Here is an example of the output from Word for 99.8% of the results:
%13+FORMTEXT+%01%14wes%15
Normally, the regex I setup grabs all the fields exactly as I need, for the example above. But the example below is a weird one. Trying to parse out “wes” from the bottom example.

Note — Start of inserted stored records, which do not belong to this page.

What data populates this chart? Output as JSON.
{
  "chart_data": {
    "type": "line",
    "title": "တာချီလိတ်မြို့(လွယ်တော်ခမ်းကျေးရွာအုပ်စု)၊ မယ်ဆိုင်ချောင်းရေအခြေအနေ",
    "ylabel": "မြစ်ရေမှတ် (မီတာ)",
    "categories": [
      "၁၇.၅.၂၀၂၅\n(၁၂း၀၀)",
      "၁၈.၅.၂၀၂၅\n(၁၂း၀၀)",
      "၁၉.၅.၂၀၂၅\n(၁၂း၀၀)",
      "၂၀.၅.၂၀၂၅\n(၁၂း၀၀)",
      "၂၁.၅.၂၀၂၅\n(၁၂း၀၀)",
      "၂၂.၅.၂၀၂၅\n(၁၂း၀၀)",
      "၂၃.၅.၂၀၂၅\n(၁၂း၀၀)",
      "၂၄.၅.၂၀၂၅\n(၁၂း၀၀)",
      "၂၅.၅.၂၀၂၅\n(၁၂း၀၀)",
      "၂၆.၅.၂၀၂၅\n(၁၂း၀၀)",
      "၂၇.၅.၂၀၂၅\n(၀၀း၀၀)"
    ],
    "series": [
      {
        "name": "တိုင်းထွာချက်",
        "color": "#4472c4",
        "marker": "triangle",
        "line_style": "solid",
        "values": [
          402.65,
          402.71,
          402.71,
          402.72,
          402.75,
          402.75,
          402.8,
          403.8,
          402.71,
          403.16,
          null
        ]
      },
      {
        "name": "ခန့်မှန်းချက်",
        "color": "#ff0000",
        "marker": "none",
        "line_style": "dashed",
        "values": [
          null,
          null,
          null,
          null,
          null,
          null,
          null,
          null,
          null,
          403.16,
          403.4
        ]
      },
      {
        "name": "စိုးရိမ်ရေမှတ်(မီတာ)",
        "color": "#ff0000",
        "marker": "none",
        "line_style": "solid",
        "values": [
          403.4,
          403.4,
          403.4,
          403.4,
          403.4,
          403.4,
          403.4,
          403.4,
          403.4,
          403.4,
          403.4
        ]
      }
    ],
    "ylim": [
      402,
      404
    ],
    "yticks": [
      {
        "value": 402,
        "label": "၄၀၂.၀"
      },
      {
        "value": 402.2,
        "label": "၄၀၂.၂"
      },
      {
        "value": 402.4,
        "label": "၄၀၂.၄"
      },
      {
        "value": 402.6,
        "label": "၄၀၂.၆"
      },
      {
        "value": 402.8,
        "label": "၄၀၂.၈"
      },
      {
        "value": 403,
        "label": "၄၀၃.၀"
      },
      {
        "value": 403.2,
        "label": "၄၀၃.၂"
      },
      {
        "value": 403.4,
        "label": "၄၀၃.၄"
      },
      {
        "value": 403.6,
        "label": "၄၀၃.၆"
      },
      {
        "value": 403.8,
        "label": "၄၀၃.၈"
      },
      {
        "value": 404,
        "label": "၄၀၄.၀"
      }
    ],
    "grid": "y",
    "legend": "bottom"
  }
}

%13+FORMTEXT+%01%15%86%15%9A%9C%9E%A0%F2%F4%0A%1A%1C%1E+468%3A%3C%3E%40TVXZ%5C%15%60bvxz%FC%F0%E0%14%D4%C1%06%14wes%15
Mind you, this is one big string, so it would continue on in this fashion:
%13+FORMTEXT+%01%15%86%15%9A%9C%9E%A0%F2%F4%0A%1A%1C%1E+468%3A%3C%3E%40TVXZ%5C%15%60bvxz%FC%F0%E0%14%D4%C1%06%14wes%15%13+FORMTEXT+%01%14wess%15
Notice the huge gap between %01 and %14 then the text between %14 and %15. Usually %01%14 are side by side, in this case there is nonsense between them…lots of it, this is shortened for the example.
Cheers,
Wes
Went a different route, converted the doc to docx/ooxml and used regex on the XML.